CC BY
18B-I-12
Complementary approach to monitoring of photodynamic therapy with target nanoconstructs by fluorescence and optoacoustic imaging
I. Turchin1, M. Kirillin1, D. Kurakina1, V. Perekatova1, A. Orlova1, E. Sergeeva1, V. Plekhanov1, P. Subochev1, S. Mallidi2, T. Hasan2
institute of Applied Physics of the Russian Academy of Sciences, Radiophysical methods in medicine, Nizhny Novgorod, Russian Federation 2Massachusetts General Hospital- Harvard Medical School, Wellman Center for Photomedicine, Boston, USA
We proposed a new complementary approach to monitoring of photodynamic therapy (PDT) of glioblastoma with the use of targeted nanoconstructs containing a photosensitizer (PS) benzoporphyrin derivative (BPD) and IRDye800 dye, antibodies for efficient accumulation of the drug in a tumor, and a chemotherapeutic agent for combined effect on tumor cells. Monitoring of PDT was based on the simultaneous fluorescent and optoacoustic (OA) imaging. The possibilities of a complementary approach were demonstrated in numerical simulations, phantom and in vivo studies.
Fluorescence images were simulated by two-step Monte Carlo technique: at first step the distributed fluorescence source is calculated as excitation radiation absorption map; at the second step fluorescence emission is simulated. Monte Carlo simulations combined for OA imaging with k-wave modeling allowed to study the feasibility of the complementary approach.

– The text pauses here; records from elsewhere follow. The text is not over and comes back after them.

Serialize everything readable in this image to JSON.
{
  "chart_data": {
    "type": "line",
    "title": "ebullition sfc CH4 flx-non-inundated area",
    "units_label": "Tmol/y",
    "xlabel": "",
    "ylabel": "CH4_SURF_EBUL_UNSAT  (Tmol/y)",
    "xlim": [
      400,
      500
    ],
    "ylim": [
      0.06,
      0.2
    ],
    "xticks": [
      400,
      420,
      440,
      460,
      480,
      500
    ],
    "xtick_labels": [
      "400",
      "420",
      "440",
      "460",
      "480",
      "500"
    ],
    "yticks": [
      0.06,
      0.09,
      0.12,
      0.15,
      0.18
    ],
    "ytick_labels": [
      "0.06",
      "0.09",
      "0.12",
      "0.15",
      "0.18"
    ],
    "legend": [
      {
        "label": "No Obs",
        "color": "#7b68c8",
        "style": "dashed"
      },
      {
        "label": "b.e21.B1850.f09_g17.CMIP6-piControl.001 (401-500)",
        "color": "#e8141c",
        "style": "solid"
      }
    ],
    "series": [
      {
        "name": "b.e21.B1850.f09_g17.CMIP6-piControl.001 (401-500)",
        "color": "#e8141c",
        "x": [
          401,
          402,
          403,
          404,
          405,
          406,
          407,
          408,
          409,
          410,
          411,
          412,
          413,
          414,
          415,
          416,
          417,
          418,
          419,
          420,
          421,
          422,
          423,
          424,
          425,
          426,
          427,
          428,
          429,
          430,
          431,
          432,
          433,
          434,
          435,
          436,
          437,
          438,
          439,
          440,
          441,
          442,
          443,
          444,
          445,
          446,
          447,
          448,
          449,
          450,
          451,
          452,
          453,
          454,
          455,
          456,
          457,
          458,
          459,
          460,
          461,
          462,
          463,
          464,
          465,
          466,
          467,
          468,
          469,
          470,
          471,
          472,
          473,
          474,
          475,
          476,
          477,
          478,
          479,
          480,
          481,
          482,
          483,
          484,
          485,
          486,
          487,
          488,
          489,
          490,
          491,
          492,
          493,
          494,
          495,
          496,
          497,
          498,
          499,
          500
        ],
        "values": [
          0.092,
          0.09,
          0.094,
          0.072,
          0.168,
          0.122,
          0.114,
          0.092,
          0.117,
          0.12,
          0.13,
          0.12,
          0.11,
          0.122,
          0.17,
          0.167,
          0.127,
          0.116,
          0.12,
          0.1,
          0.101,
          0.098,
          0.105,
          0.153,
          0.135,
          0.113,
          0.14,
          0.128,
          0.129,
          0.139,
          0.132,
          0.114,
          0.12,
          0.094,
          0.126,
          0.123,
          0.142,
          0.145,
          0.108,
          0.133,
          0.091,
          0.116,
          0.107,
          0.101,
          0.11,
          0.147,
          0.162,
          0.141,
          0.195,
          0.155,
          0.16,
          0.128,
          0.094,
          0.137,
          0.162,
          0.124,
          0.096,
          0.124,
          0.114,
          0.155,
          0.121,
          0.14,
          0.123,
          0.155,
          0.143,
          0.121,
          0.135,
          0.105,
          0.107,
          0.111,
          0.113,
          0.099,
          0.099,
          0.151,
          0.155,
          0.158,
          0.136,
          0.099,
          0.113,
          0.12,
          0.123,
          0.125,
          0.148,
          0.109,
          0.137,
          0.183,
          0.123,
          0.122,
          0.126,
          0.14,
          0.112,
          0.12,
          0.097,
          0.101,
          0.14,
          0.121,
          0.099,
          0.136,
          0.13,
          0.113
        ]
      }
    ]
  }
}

The optical phantom was designed as a mixture of agar, water, 20% Lipofundin and black ink. The concentrations of the phantom components were chosen to mimic optical properties of mice brain tissue at the excitation and detection wavelengths of both dyes. The liquid phantom was poured into the special cuvette with three transparent plastic tubes filled with IRDye800, BPD and DMSO.

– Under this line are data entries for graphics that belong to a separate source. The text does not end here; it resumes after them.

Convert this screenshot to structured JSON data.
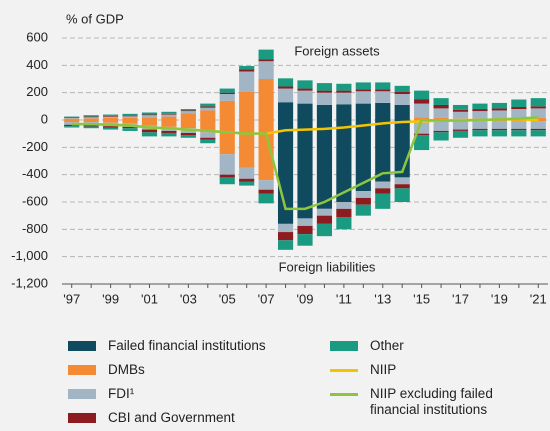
{
  "chart_data": {
    "type": "bar",
    "stacked": true,
    "y_label": "% of GDP",
    "annotations": [
      "Foreign assets",
      "Foreign liabilities"
    ],
    "categories": [
      "'97",
      null,
      "'99",
      null,
      "'01",
      null,
      "'03",
      null,
      "'05",
      null,
      "'07",
      null,
      "'09",
      null,
      "'11",
      null,
      "'13",
      null,
      "'15",
      null,
      "'17",
      null,
      "'19",
      null,
      "'21"
    ],
    "ylim": [
      -1200,
      600
    ],
    "yticks": [
      {
        "value": -1200,
        "label": "-1,200"
      },
      {
        "value": -1000,
        "label": "-1,000"
      },
      -800,
      -600,
      -400,
      -200,
      0,
      200,
      400,
      600
    ],
    "grid": true,
    "series": [
      {
        "name": "Failed financial institutions",
        "color": "#0f4a5f",
        "assets": [
          0,
          0,
          0,
          0,
          0,
          0,
          0,
          0,
          0,
          0,
          0,
          130,
          120,
          110,
          115,
          120,
          125,
          110,
          0,
          0,
          0,
          0,
          0,
          0,
          0
        ],
        "liabilities": [
          0,
          0,
          0,
          0,
          0,
          0,
          0,
          0,
          0,
          0,
          0,
          -760,
          -720,
          -650,
          -600,
          -520,
          -450,
          -420,
          0,
          0,
          0,
          0,
          0,
          0,
          0
        ]
      },
      {
        "name": "DMBs",
        "color": "#f58a35",
        "assets": [
          10,
          12,
          15,
          15,
          20,
          25,
          50,
          70,
          140,
          205,
          300,
          0,
          0,
          0,
          0,
          0,
          0,
          0,
          20,
          15,
          10,
          10,
          10,
          15,
          15
        ],
        "liabilities": [
          -15,
          -15,
          -20,
          -25,
          -40,
          -50,
          -60,
          -90,
          -250,
          -350,
          -440,
          0,
          0,
          0,
          0,
          0,
          0,
          0,
          -20,
          -10,
          -10,
          -10,
          -10,
          -10,
          -10
        ]
      },
      {
        "name": "FDI¹",
        "color": "#a2b5c4",
        "assets": [
          5,
          8,
          10,
          12,
          15,
          15,
          15,
          20,
          50,
          150,
          130,
          100,
          95,
          90,
          85,
          90,
          85,
          80,
          100,
          70,
          50,
          55,
          60,
          65,
          70
        ],
        "liabilities": [
          -20,
          -22,
          -25,
          -25,
          -30,
          -30,
          -35,
          -40,
          -150,
          -80,
          -70,
          -60,
          -55,
          -50,
          -50,
          -50,
          -50,
          -50,
          -80,
          -70,
          -60,
          -55,
          -55,
          -55,
          -55
        ]
      },
      {
        "name": "CBI and Government",
        "color": "#8c1c1f",
        "assets": [
          5,
          5,
          5,
          5,
          5,
          5,
          5,
          10,
          10,
          15,
          15,
          15,
          15,
          15,
          15,
          15,
          15,
          15,
          30,
          25,
          15,
          15,
          15,
          15,
          15
        ],
        "liabilities": [
          -10,
          -10,
          -10,
          -10,
          -20,
          -15,
          -15,
          -15,
          -20,
          -20,
          -30,
          -60,
          -60,
          -60,
          -60,
          -50,
          -40,
          -30,
          -10,
          -10,
          -10,
          -10,
          -10,
          -10,
          -10
        ]
      },
      {
        "name": "Other",
        "color": "#1a9a80",
        "assets": [
          5,
          10,
          10,
          13,
          15,
          15,
          10,
          20,
          30,
          25,
          70,
          60,
          60,
          55,
          50,
          50,
          50,
          45,
          65,
          50,
          35,
          40,
          40,
          55,
          60
        ],
        "liabilities": [
          -10,
          -13,
          -15,
          -20,
          -30,
          -25,
          -20,
          -25,
          -50,
          -30,
          -70,
          -70,
          -85,
          -90,
          -90,
          -80,
          -110,
          -100,
          -110,
          -60,
          -50,
          -45,
          -45,
          -45,
          -45
        ]
      }
    ],
    "lines": [
      {
        "name": "NIIP",
        "color": "#f5c400",
        "values": [
          -30,
          -30,
          -35,
          -40,
          -55,
          -60,
          -70,
          -80,
          -90,
          -100,
          -100,
          -75,
          -70,
          -65,
          -55,
          -40,
          -25,
          -15,
          -10,
          -5,
          0,
          0,
          5,
          5,
          0
        ]
      },
      {
        "name": "NIIP excluding failed financial institutions",
        "color": "#8cc63f",
        "values": [
          -30,
          -30,
          -35,
          -40,
          -55,
          -60,
          -70,
          -80,
          -90,
          -100,
          -100,
          -650,
          -650,
          -600,
          -530,
          -460,
          -390,
          -380,
          0,
          -5,
          -5,
          0,
          5,
          10,
          20
        ]
      }
    ]
  }
}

The custom-made fluorescence imaging setup employed in the study included a CCD camera, a filter wheel, and an illumination system adapted for nanoconstruct components (both IRDye800 and BPD dyes). The OA imaging setup employed the concept of dark-field acoustic resolution photoacoustic microscopy, where the scanning OA head is represented by a conical fiber-optic illumination system combined with a spherically focused acoustic detector made of a polyvinylidene difluoride piezo film with a 25 p,m thickness. OA experiments were performed at the wavelengths of 690 nm and 785 nm corresponding to the maxima of the optical absorption spectra of BPD and IRDye800 markers.

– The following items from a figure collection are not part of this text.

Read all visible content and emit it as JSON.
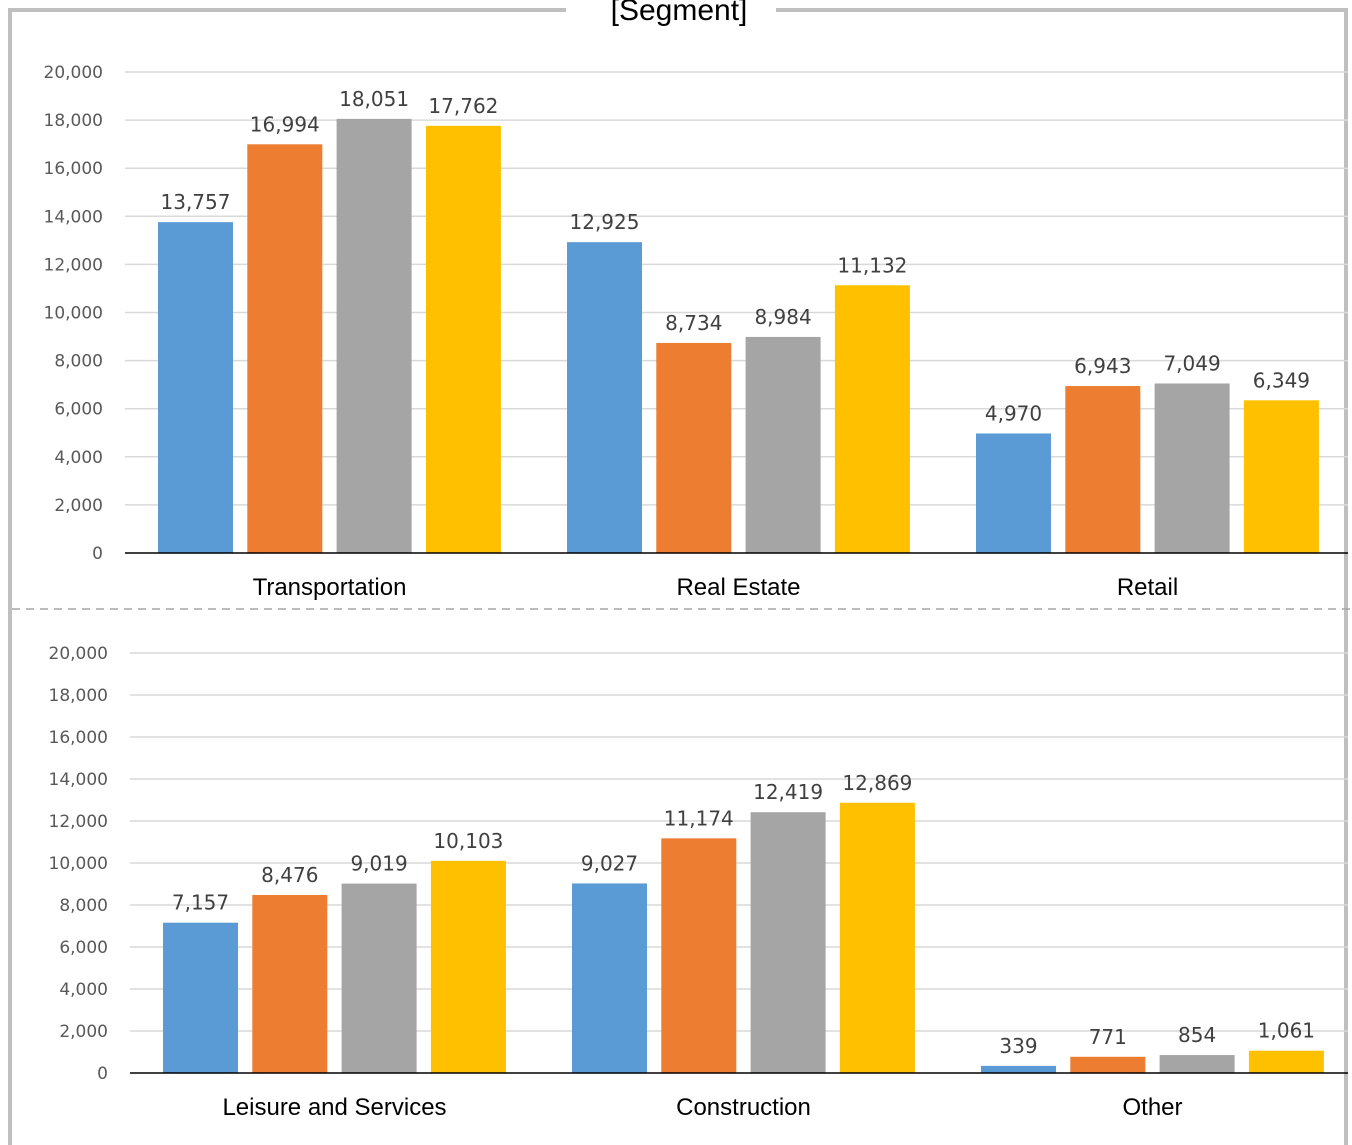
{
  "title": "[Segment]",
  "colors": {
    "frame": "#bfbfbf",
    "gridline": "#d9d9d9",
    "axis": "#000000",
    "divider": "#a6a6a6",
    "series": [
      "#5b9bd5",
      "#ed7d31",
      "#a5a5a5",
      "#ffc000"
    ]
  },
  "chart_data": [
    {
      "type": "bar",
      "ylim": [
        0,
        20000
      ],
      "yticks": [
        "0",
        "2,000",
        "4,000",
        "6,000",
        "8,000",
        "10,000",
        "12,000",
        "14,000",
        "16,000",
        "18,000",
        "20,000"
      ],
      "grid": true,
      "categories": [
        "Transportation",
        "Real Estate",
        "Retail"
      ],
      "values": [
        [
          13757,
          16994,
          18051,
          17762
        ],
        [
          12925,
          8734,
          8984,
          11132
        ],
        [
          4970,
          6943,
          7049,
          6349
        ]
      ],
      "labels": [
        [
          "13,757",
          "16,994",
          "18,051",
          "17,762"
        ],
        [
          "12,925",
          "8,734",
          "8,984",
          "11,132"
        ],
        [
          "4,970",
          "6,943",
          "7,049",
          "6,349"
        ]
      ]
    },
    {
      "type": "bar",
      "ylim": [
        0,
        20000
      ],
      "yticks": [
        "0",
        "2,000",
        "4,000",
        "6,000",
        "8,000",
        "10,000",
        "12,000",
        "14,000",
        "16,000",
        "18,000",
        "20,000"
      ],
      "grid": true,
      "categories": [
        "Leisure and Services",
        "Construction",
        "Other"
      ],
      "values": [
        [
          7157,
          8476,
          9019,
          10103
        ],
        [
          9027,
          11174,
          12419,
          12869
        ],
        [
          339,
          771,
          854,
          1061
        ]
      ],
      "labels": [
        [
          "7,157",
          "8,476",
          "9,019",
          "10,103"
        ],
        [
          "9,027",
          "11,174",
          "12,419",
          "12,869"
        ],
        [
          "339",
          "771",
          "854",
          "1,061"
        ]
      ]
    }
  ]
}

Fluorescence imaging demonstrated higher contrast as compared to optoacoustic imaging for both components, however, strong light scattering in the surrounding media prevented accurate location of the markers. OA imaging demonstrated the sensitivity to both components enabling depth-resolved detection. Complementary information from fluorescence and OA imaging was shown to be useful in characterizing the drug containing volume. Perspectives of the developed approach in monitoring of a PDT procedure was studied in course of the BPD photobleaching. Fluorescent imaging is sensitive to photobleaching which is a measure of PDT efficiency, and it does not require direct contact with the tissue. Employment of the bimodal approach in monitoring of PS photobleaching indicated its high potential in intraprocedural PDT monitoring.
The work was carried out as part of the RFBR project 17-54-33043 onko-a.